Wage and price controls in reverse, effectively demanding wages and prices rise.
Once-discredited wage and price controls get a fresh look as Japan struggles to stir inflation. This time, the controls would be in reverse.
The Wall Street Journal reports Radical Policy Ideas Resurface Amid Too-Low Inflation.
Four decades ago, governments desperate to tame double-digit inflation turned to the heavy-handed tool of wage and price controls. That once-discredited idea is getting another look, but this time to boost wages and prices, not restrain them.
“Some kind of mechanism, a ‘visible hand,’ is necessary for wages to rise,” Bank of Japan governor Haruhiko Kuroda said in 2014. His plan that a 2% inflation target would serve that role in the place of coordinated wage bargaining hasn’t yet panned out.
In a recent article, Olivier Blanchard, former chief economist at the IMF, and Adam Posen, president of the Peterson Institute for International Economics, put forward several proposals for Mr. Abe’s government. First, delay a promised cut in corporate tax rates until companies raise wages. Second, increase public-sector pay, which would force private employers to do the same to hold on to workers. Third, raise the minimum wage and wages in government contracts and regulated sectors by at least 5%. And finally, index wages to inflation in those sectors over which the government has jurisdiction.

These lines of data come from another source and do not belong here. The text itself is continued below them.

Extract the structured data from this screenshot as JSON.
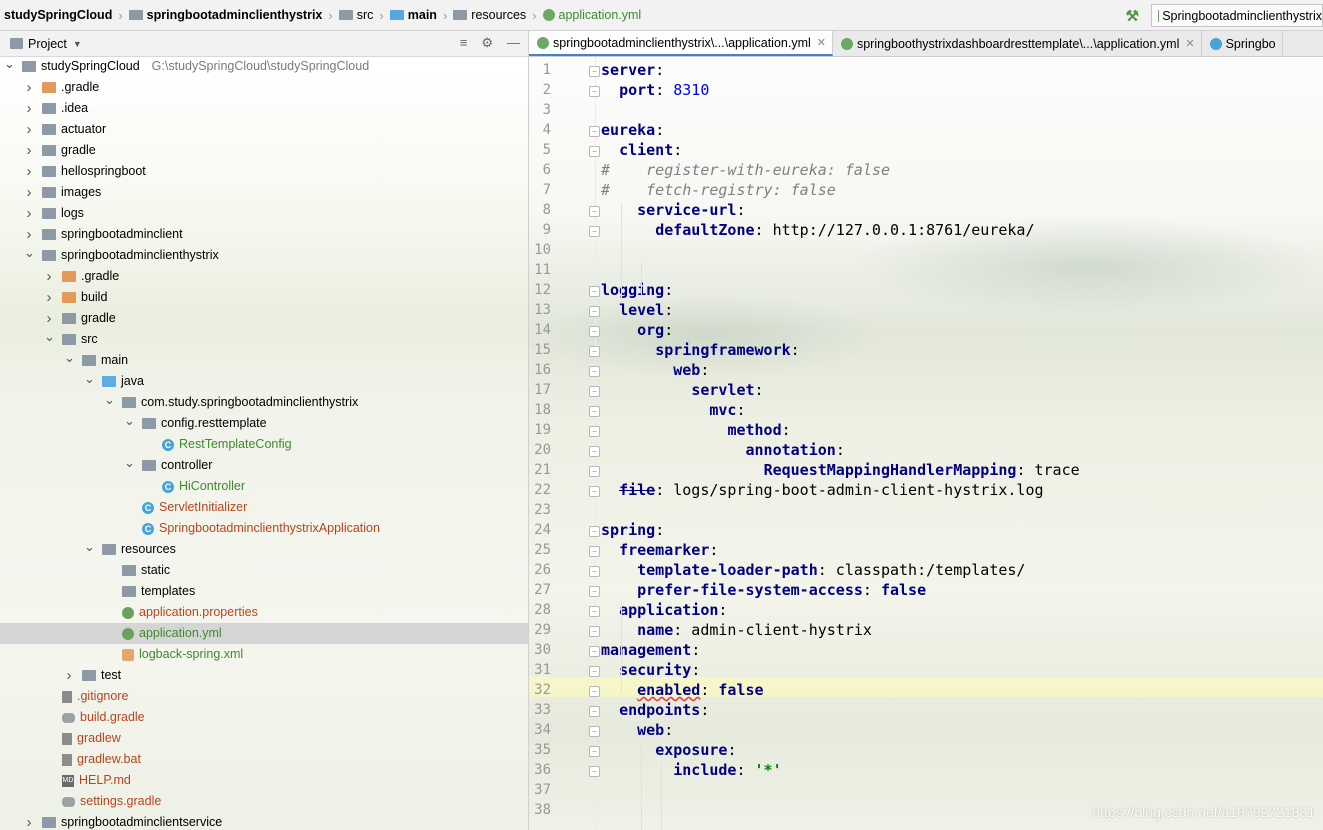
{
  "breadcrumbs": [
    "studySpringCloud",
    "springbootadminclienthystrix",
    "src",
    "main",
    "resources",
    "application.yml"
  ],
  "run_config": "Springbootadminclienthystrix",
  "project_panel": {
    "title": "Project",
    "tree": [
      {
        "label": "studySpringCloud",
        "path": "G:\\studySpringCloud\\studySpringCloud",
        "depth": 0,
        "expanded": true,
        "icon": "module-folder",
        "color": "dark"
      },
      {
        "label": ".gradle",
        "depth": 1,
        "expanded": false,
        "icon": "folder-orange",
        "color": "dark"
      },
      {
        "label": ".idea",
        "depth": 1,
        "expanded": false,
        "icon": "folder",
        "color": "dark"
      },
      {
        "label": "actuator",
        "depth": 1,
        "expanded": false,
        "icon": "module-folder",
        "color": "dark"
      },
      {
        "label": "gradle",
        "depth": 1,
        "expanded": false,
        "icon": "folder",
        "color": "dark"
      },
      {
        "label": "hellospringboot",
        "depth": 1,
        "expanded": false,
        "icon": "module-folder",
        "color": "dark"
      },
      {
        "label": "images",
        "depth": 1,
        "expanded": false,
        "icon": "folder",
        "color": "dark"
      },
      {
        "label": "logs",
        "depth": 1,
        "expanded": false,
        "icon": "folder",
        "color": "dark"
      },
      {
        "label": "springbootadminclient",
        "depth": 1,
        "expanded": false,
        "icon": "module-folder",
        "color": "dark"
      },
      {
        "label": "springbootadminclienthystrix",
        "depth": 1,
        "expanded": true,
        "icon": "module-folder",
        "color": "dark"
      },
      {
        "label": ".gradle",
        "depth": 2,
        "expanded": false,
        "icon": "folder-orange",
        "color": "dark"
      },
      {
        "label": "build",
        "depth": 2,
        "expanded": false,
        "icon": "folder-orange",
        "color": "dark"
      },
      {
        "label": "gradle",
        "depth": 2,
        "expanded": false,
        "icon": "folder",
        "color": "dark"
      },
      {
        "label": "src",
        "depth": 2,
        "expanded": true,
        "icon": "folder",
        "color": "dark"
      },
      {
        "label": "main",
        "depth": 3,
        "expanded": true,
        "icon": "folder",
        "color": "dark"
      },
      {
        "label": "java",
        "depth": 4,
        "expanded": true,
        "icon": "folder-blue",
        "color": "dark"
      },
      {
        "label": "com.study.springbootadminclienthystrix",
        "depth": 5,
        "expanded": true,
        "icon": "package",
        "color": "dark"
      },
      {
        "label": "config.resttemplate",
        "depth": 6,
        "expanded": true,
        "icon": "package",
        "color": "dark"
      },
      {
        "label": "RestTemplateConfig",
        "depth": 7,
        "expanded": null,
        "icon": "class",
        "color": "green"
      },
      {
        "label": "controller",
        "depth": 6,
        "expanded": true,
        "icon": "package",
        "color": "dark"
      },
      {
        "label": "HiController",
        "depth": 7,
        "expanded": null,
        "icon": "class",
        "color": "green"
      },
      {
        "label": "ServletInitializer",
        "depth": 6,
        "expanded": null,
        "icon": "class",
        "color": "red"
      },
      {
        "label": "SpringbootadminclienthystrixApplication",
        "depth": 6,
        "expanded": null,
        "icon": "class",
        "color": "red"
      },
      {
        "label": "resources",
        "depth": 4,
        "expanded": true,
        "icon": "folder",
        "color": "dark"
      },
      {
        "label": "static",
        "depth": 5,
        "expanded": null,
        "icon": "folder",
        "color": "dark"
      },
      {
        "label": "templates",
        "depth": 5,
        "expanded": null,
        "icon": "folder",
        "color": "dark"
      },
      {
        "label": "application.properties",
        "depth": 5,
        "expanded": null,
        "icon": "spring",
        "color": "red"
      },
      {
        "label": "application.yml",
        "depth": 5,
        "expanded": null,
        "icon": "spring",
        "color": "green",
        "selected": true
      },
      {
        "label": "logback-spring.xml",
        "depth": 5,
        "expanded": null,
        "icon": "xml",
        "color": "green"
      },
      {
        "label": "test",
        "depth": 3,
        "expanded": false,
        "icon": "folder",
        "color": "dark"
      },
      {
        "label": ".gitignore",
        "depth": 2,
        "expanded": null,
        "icon": "file",
        "color": "red"
      },
      {
        "label": "build.gradle",
        "depth": 2,
        "expanded": null,
        "icon": "gradle",
        "color": "red"
      },
      {
        "label": "gradlew",
        "depth": 2,
        "expanded": null,
        "icon": "file",
        "color": "red"
      },
      {
        "label": "gradlew.bat",
        "depth": 2,
        "expanded": null,
        "icon": "file",
        "color": "red"
      },
      {
        "label": "HELP.md",
        "depth": 2,
        "expanded": null,
        "icon": "md",
        "color": "red"
      },
      {
        "label": "settings.gradle",
        "depth": 2,
        "expanded": null,
        "icon": "gradle",
        "color": "red"
      },
      {
        "label": "springbootadminclientservice",
        "depth": 1,
        "expanded": false,
        "icon": "module-folder",
        "color": "dark"
      }
    ]
  },
  "editor": {
    "tabs": [
      {
        "label": "springbootadminclienthystrix\\...\\application.yml",
        "active": true,
        "closable": true
      },
      {
        "label": "springboothystrixdashboardresttemplate\\...\\application.yml",
        "active": false,
        "closable": true
      },
      {
        "label": "Springbo",
        "active": false,
        "closable": false
      }
    ],
    "current_line": 32,
    "lines": [
      [
        {
          "t": "k",
          "v": "server"
        },
        {
          "t": "v",
          "v": ":"
        }
      ],
      [
        {
          "t": "v",
          "v": "  "
        },
        {
          "t": "k",
          "v": "port"
        },
        {
          "t": "v",
          "v": ": "
        },
        {
          "t": "n",
          "v": "8310"
        }
      ],
      [],
      [
        {
          "t": "k",
          "v": "eureka"
        },
        {
          "t": "v",
          "v": ":"
        }
      ],
      [
        {
          "t": "v",
          "v": "  "
        },
        {
          "t": "k",
          "v": "client"
        },
        {
          "t": "v",
          "v": ":"
        }
      ],
      [
        {
          "t": "c",
          "v": "#    register-with-eureka: false"
        }
      ],
      [
        {
          "t": "c",
          "v": "#    fetch-registry: false"
        }
      ],
      [
        {
          "t": "v",
          "v": "    "
        },
        {
          "t": "k",
          "v": "service-url"
        },
        {
          "t": "v",
          "v": ":"
        }
      ],
      [
        {
          "t": "v",
          "v": "      "
        },
        {
          "t": "k",
          "v": "defaultZone"
        },
        {
          "t": "v",
          "v": ": http://127.0.0.1:8761/eureka/"
        }
      ],
      [],
      [],
      [
        {
          "t": "k",
          "v": "logging"
        },
        {
          "t": "v",
          "v": ":"
        }
      ],
      [
        {
          "t": "v",
          "v": "  "
        },
        {
          "t": "k",
          "v": "level"
        },
        {
          "t": "v",
          "v": ":"
        }
      ],
      [
        {
          "t": "v",
          "v": "    "
        },
        {
          "t": "k",
          "v": "org"
        },
        {
          "t": "v",
          "v": ":"
        }
      ],
      [
        {
          "t": "v",
          "v": "      "
        },
        {
          "t": "k",
          "v": "springframework"
        },
        {
          "t": "v",
          "v": ":"
        }
      ],
      [
        {
          "t": "v",
          "v": "        "
        },
        {
          "t": "k",
          "v": "web"
        },
        {
          "t": "v",
          "v": ":"
        }
      ],
      [
        {
          "t": "v",
          "v": "          "
        },
        {
          "t": "k",
          "v": "servlet"
        },
        {
          "t": "v",
          "v": ":"
        }
      ],
      [
        {
          "t": "v",
          "v": "            "
        },
        {
          "t": "k",
          "v": "mvc"
        },
        {
          "t": "v",
          "v": ":"
        }
      ],
      [
        {
          "t": "v",
          "v": "              "
        },
        {
          "t": "k",
          "v": "method"
        },
        {
          "t": "v",
          "v": ":"
        }
      ],
      [
        {
          "t": "v",
          "v": "                "
        },
        {
          "t": "k",
          "v": "annotation"
        },
        {
          "t": "v",
          "v": ":"
        }
      ],
      [
        {
          "t": "v",
          "v": "                  "
        },
        {
          "t": "k",
          "v": "RequestMappingHandlerMapping"
        },
        {
          "t": "v",
          "v": ": trace"
        }
      ],
      [
        {
          "t": "v",
          "v": "  "
        },
        {
          "t": "ks",
          "v": "file"
        },
        {
          "t": "v",
          "v": ": logs/spring-boot-admin-client-hystrix.log"
        }
      ],
      [],
      [
        {
          "t": "k",
          "v": "spring"
        },
        {
          "t": "v",
          "v": ":"
        }
      ],
      [
        {
          "t": "v",
          "v": "  "
        },
        {
          "t": "k",
          "v": "freemarker"
        },
        {
          "t": "v",
          "v": ":"
        }
      ],
      [
        {
          "t": "v",
          "v": "    "
        },
        {
          "t": "k",
          "v": "template-loader-path"
        },
        {
          "t": "v",
          "v": ": classpath:/templates/"
        }
      ],
      [
        {
          "t": "v",
          "v": "    "
        },
        {
          "t": "k",
          "v": "prefer-file-system-access"
        },
        {
          "t": "v",
          "v": ": "
        },
        {
          "t": "kw",
          "v": "false"
        }
      ],
      [
        {
          "t": "v",
          "v": "  "
        },
        {
          "t": "k",
          "v": "application"
        },
        {
          "t": "v",
          "v": ":"
        }
      ],
      [
        {
          "t": "v",
          "v": "    "
        },
        {
          "t": "k",
          "v": "name"
        },
        {
          "t": "v",
          "v": ": admin-client-hystrix"
        }
      ],
      [
        {
          "t": "k",
          "v": "management"
        },
        {
          "t": "v",
          "v": ":"
        }
      ],
      [
        {
          "t": "v",
          "v": "  "
        },
        {
          "t": "k",
          "v": "security"
        },
        {
          "t": "v",
          "v": ":"
        }
      ],
      [
        {
          "t": "v",
          "v": "    "
        },
        {
          "t": "kq",
          "v": "enabled"
        },
        {
          "t": "v",
          "v": ": "
        },
        {
          "t": "kw",
          "v": "false"
        }
      ],
      [
        {
          "t": "v",
          "v": "  "
        },
        {
          "t": "k",
          "v": "endpoints"
        },
        {
          "t": "v",
          "v": ":"
        }
      ],
      [
        {
          "t": "v",
          "v": "    "
        },
        {
          "t": "k",
          "v": "web"
        },
        {
          "t": "v",
          "v": ":"
        }
      ],
      [
        {
          "t": "v",
          "v": "      "
        },
        {
          "t": "k",
          "v": "exposure"
        },
        {
          "t": "v",
          "v": ":"
        }
      ],
      [
        {
          "t": "v",
          "v": "        "
        },
        {
          "t": "k",
          "v": "include"
        },
        {
          "t": "v",
          "v": ": "
        },
        {
          "t": "s",
          "v": "'*'"
        }
      ],
      [],
      []
    ]
  },
  "watermark": "https://blog.csdn.net/a18792721831"
}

The IMF economists echo those suggestions and add a few more of their own, such as introducing tax penalties for companies for “not passing on excessive profit growth” or a “comply or explain” mechanism for companies to ensure “they raise wages by at least 2% plus productivity growth.”
The Wall Street Journal article concludes “With policy makers desperate for new ways to boost incomes and inflation, more ‘break the glass’ options such as wage and price controls will be on the table.”
Indeed. Let’s break the glass. That would add to GDP according to the Keynesian economic thinking.
Instead, I propose that among other things, that forced wage hikes would reduce profits and sink the stock market. Forced price hikes would kill anyone on fixed income.
And what about all the Japanese retirees? What about the clear efforts of central banks to force up the stock market? What about the incentive for corporations to increase the use of robots?
Can’t any of these clowns think ahead?
Law of Bad Ideas
I discussed all of the above questions long ago in various posts on the “Law of Bad Ideas“.
A number of corollaries clearly apply.
- Corollary Three: Those in positions of political power not only have the worst ideas, they also have the means to see those ideas are implemented.
- Corollary Four: The worse the idea, the more likely it is to be embraced by academia and political opportunists.
- Corollary Five: No politically acceptable idea is so bad it cannot be made worse.
The reason CEOs make out like bandits is explained in Monetarism, Abenomics, QE, and Minimum Wage Proposals: One Bad Idea Leads to Another, and Another.
In the above article I added Law of Bad Ideas Corollary Six: Bad ideas lead to more bad ideas to fix problems caused by previous bad ideas.
When I first penned the “Law of Bad Ideas” I was shocked to discover nobody had used that phrase.